SOC 2 Readiness.
How TurnkeyDoor structures security and operational controls to be audit-ready since pre-launch. This is a posture statement, not a SOC 2 certification claim.
TurnkeyDoor is not SOC 2 Type II certified. We are pre-launch (October 2026 target) and a hypothetical Type II audit window would not start until Q3 2027, requiring ~14 months of operating evidence.
We make a different commitment: structuring our controls today so that path remains open. Policies dated launch-day, not retrofit. Time-series evidence captured from quarter one. Inventory and retention schedules in force before data is collected at scale.
What we map our controls against.
The AICPA defines five Trust Services Criteria for SOC 2. TurnkeyDoor maps internal controls against all five today, not just the minimum.
Common Criteria
Logical & physical access, system operations, change management, risk mitigation. The mandatory baseline for any SOC 2.
Availability
Capacity planning, environmental protections, backup & recovery, recovery testing.
Processing Integrity
Input validation, processing accuracy, output completeness — relevant where the platform processes financially or legally consequential transactions.
Confidentiality
Identification, classification, retention, and disposal of confidential data.
Privacy
Notice, choice & consent, collection, use & retention, access, disclosure, quality, monitoring & enforcement.
Reference framework: AICPA TSP Section 100, 2017 Trust Services Criteria with Revised Points of Focus (2022); SSAE 18 (AT-C 105 / AT-C 205); AICPA DC 200 (2018).
What we document today, not later.
These ten controls produce time-series evidence or gate downstream controls. Producing them after launch is technically possible but evidentially weaker. We treat them as launch-day prerequisites.
Information Security Policy + Code of Conduct + Roles & Responsibilities
Foundational. Auditors expect these in force on day-1 of evidence period. Drafting after launch means later controls inherit a late policy-in-force date.
Quarterly User Access Review
Time-series control. Auditors want ≥ 4 quarterly reviews on file. Starting May 2026 yields 5 reviews captured by hypothetical Q3 2027 audit window.
Vendor Management Policy + Vendor Inventory + SOC 2 Report Collection
Vendor SOC 2 reports must be effective during TKD's evidence window. Some require MNDA — collection takes weeks.

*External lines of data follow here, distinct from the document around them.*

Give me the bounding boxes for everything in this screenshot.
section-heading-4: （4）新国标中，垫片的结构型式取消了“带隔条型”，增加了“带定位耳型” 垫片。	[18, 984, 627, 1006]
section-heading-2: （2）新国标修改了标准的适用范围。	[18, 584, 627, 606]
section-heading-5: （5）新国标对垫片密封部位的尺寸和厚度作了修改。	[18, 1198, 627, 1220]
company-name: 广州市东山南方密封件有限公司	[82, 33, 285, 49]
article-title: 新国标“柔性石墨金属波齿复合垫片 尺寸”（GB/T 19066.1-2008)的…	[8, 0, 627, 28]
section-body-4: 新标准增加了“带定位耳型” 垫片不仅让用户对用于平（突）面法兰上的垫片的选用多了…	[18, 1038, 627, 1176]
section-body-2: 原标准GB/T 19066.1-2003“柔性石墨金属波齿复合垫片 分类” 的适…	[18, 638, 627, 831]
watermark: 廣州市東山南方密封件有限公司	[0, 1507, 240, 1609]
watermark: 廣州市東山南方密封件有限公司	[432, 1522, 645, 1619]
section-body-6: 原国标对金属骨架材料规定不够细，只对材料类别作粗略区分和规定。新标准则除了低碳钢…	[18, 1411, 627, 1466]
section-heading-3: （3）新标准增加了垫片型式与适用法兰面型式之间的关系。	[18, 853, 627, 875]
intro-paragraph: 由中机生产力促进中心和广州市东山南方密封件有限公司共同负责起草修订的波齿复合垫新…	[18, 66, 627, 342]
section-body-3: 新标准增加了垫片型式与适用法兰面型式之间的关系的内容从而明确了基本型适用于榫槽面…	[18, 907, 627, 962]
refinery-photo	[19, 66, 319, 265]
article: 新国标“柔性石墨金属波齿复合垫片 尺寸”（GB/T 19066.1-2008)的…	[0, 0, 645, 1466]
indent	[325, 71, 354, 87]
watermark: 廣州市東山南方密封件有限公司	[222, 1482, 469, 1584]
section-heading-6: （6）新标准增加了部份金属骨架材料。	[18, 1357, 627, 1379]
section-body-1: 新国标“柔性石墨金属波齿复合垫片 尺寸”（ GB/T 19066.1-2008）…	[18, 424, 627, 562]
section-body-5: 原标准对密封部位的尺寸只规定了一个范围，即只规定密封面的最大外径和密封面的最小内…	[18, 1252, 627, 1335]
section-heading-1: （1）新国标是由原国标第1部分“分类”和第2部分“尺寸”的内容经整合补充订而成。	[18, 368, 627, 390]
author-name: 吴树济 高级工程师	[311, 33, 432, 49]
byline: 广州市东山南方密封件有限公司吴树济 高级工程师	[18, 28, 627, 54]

Incident Response Plan + tabletop exercise
Auditors want at least one exercised IRP during the window. Drafting + tabletop scheduling lead-time is non-trivial.
Backup Restore Test
Time-series. Hypothetical 14-month evidence window requires ≥ 2 test runs; 3 by audit if started May 2026.
SDLC / Change Management Policy
Every prod deploy throughout the window will be auditor-sampled. Policy must predate the first sampled change.
Asset Inventory + Data Classification
Gates almost every CC6 / C1 / P-series control. Without classified assets you cannot demonstrate confidential-data has stronger controls.
Risk Register + Annual Risk Assessment
Time-series. Auditors expect documented re-assessment cadence; absence of micro-reviews looks like the register was authored once and forgotten.
Data Retention & Disposal Schedule
Schedule must exist BEFORE data is collected at scale. NJ statutes (lease retention), FCRA (screening), Stripe (payment) all impose minimums.
Privacy Notice + ToS + Sub-processor List + executed DPAs
Public-facing artifacts must predate first user signup. Some DPAs (Cloudinary / RentPrep / Boom) require negotiation turnaround.
- Public: TSC framework; the 10 controls TKD treats as launch-day commitments; refresh cadence.
- Internal: full 99-control inventory (CC1.1–P8.1) with TKD posture / gap / effort / owner; vendor sub-service attestation collection; auditor shortlist; tooling comparison. Available under MNDA via partnerships@turnkeydoor.com.
- Not asserted: that TKD is SOC 2 Type II certified, in active examination, or under audit. We are pre-launch.
The ten controls above correspond to proposedconstitutional amendments (C-NEW-S42-1 through C-NEW-S42-10) tracked in our open repo. They are not auto-locked — locking is a deliberate founder decision tied to demand signals from enterprise buyers post-launch.